Now I'm just depressed. I guess what I am saying is that there is a real need for open space and farming in a culture. Divorced from it we lose our way.
And on this point, theorris of the angry sun, we completely agree.
ReplyDeleteI have fond memories of the burbs, like the fact that you could ride up to one end of the street and race your bike down someones really steep driveway, and that there was once upon a time such a thing as a block party where everyone got together. I like my burb here in Scotland, where people walk a lot more than they do in UT that on any given day out on my walks to the post office or to the park with my daughter, I see friends and people I know doing the same. It makes the burbs a friendlier place when everyone walks..

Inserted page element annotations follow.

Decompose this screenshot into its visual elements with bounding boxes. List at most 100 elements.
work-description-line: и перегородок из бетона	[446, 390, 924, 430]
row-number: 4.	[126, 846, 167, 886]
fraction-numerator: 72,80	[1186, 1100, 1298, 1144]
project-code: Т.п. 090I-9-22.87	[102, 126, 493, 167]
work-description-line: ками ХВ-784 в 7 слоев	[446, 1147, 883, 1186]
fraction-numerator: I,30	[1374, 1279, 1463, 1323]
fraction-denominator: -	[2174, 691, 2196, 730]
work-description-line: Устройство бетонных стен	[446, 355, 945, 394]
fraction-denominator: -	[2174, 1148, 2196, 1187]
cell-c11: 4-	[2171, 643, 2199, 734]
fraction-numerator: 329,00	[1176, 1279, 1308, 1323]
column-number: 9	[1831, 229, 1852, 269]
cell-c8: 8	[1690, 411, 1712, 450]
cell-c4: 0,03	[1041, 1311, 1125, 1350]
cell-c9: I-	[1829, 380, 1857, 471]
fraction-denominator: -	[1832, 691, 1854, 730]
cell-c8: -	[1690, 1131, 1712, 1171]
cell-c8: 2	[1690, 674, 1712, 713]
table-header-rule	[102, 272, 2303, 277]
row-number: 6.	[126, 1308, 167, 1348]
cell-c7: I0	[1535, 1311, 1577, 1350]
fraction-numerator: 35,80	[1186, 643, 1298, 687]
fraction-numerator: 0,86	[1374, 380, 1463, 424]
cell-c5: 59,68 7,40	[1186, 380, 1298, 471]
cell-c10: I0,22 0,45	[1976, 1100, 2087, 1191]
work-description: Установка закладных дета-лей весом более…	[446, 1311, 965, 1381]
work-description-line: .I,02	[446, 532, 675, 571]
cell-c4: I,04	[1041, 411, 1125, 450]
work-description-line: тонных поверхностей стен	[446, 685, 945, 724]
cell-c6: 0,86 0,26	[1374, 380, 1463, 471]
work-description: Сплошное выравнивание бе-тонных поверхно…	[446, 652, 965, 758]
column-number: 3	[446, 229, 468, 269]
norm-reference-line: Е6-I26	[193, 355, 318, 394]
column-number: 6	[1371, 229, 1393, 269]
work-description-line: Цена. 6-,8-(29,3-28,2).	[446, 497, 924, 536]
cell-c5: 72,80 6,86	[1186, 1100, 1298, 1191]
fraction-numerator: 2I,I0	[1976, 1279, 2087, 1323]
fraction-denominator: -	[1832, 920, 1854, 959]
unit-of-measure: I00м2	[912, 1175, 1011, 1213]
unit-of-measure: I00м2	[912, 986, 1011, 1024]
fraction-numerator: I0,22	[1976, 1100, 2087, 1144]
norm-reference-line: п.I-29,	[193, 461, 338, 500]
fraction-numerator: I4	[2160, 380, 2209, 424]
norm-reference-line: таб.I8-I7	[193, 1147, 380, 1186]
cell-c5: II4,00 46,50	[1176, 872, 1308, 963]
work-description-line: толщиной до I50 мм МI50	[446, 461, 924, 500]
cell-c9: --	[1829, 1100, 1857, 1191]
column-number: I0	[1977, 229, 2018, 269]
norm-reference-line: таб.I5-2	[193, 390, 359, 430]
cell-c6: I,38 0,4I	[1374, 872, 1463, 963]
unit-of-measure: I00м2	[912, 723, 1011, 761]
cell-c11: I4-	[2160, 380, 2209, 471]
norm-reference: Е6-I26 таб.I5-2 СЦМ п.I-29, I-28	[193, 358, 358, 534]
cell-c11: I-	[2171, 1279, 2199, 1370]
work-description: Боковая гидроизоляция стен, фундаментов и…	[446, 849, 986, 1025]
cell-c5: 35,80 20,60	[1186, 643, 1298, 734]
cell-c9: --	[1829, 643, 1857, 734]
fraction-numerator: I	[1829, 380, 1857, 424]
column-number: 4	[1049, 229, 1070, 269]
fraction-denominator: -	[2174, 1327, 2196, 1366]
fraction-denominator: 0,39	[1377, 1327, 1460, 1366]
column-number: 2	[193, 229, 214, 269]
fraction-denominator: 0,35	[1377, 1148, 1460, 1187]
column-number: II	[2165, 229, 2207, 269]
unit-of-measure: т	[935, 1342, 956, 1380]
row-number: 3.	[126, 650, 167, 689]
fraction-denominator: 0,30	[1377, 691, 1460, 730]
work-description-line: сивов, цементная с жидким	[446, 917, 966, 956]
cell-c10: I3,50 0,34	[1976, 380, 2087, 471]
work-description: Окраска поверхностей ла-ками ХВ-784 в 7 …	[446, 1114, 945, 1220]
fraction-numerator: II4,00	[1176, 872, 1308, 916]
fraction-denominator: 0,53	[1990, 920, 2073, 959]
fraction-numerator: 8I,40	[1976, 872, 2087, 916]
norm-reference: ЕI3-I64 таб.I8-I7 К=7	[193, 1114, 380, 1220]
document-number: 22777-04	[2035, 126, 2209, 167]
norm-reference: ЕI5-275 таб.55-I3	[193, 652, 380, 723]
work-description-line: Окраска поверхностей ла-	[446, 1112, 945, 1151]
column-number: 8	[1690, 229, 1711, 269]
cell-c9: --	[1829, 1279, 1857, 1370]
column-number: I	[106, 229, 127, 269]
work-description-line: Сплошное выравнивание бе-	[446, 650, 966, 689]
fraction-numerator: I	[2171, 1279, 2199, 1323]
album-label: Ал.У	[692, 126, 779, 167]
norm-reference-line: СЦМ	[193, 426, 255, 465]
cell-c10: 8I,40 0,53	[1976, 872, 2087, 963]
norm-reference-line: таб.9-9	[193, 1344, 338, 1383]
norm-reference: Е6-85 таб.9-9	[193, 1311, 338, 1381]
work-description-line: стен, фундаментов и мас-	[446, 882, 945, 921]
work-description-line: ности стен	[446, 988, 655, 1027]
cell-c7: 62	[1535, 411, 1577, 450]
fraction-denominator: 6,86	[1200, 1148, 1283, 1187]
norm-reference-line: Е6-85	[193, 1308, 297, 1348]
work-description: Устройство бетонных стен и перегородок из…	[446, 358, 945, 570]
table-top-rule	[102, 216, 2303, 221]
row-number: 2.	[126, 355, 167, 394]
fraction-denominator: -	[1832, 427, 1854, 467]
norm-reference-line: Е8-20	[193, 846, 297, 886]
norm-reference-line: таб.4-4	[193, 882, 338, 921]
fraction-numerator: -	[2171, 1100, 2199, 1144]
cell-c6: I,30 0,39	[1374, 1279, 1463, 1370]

ReplyDeleteI, too, am a child of the burbs. I have romantic memories of skateboarding down steep roads (there were no cars!) and laying out in the backyard. Our yard was big enough to stage a softball game for the neighborhood. Even in Pocatello, there were burb snobs. The people from the "old" University district, who said our sidewalks looked like they had been scrubbed with Ajax. Our favorite after school activity was going into all the houses that were being built, but were not yet finished. We'd walk around inside and use the bathroom.
ReplyDeleteI think I fell in love with cities when I lived in Brookline, MA and in one small neighborhood I had everything I needed: a library, a liquor store, a Gap!, an indie movie theater, and the best f*ing bagels and cream cheese (homemade cream cheese! made by men who barely spoke English!) I've ever had in my life. Oh, Kuppels bagels, where art thou?
I would like to move to that neighborhood in Brookline, MA. An indie theater and a Gap, and good bagels? Are you sure it wasn't heaven?!?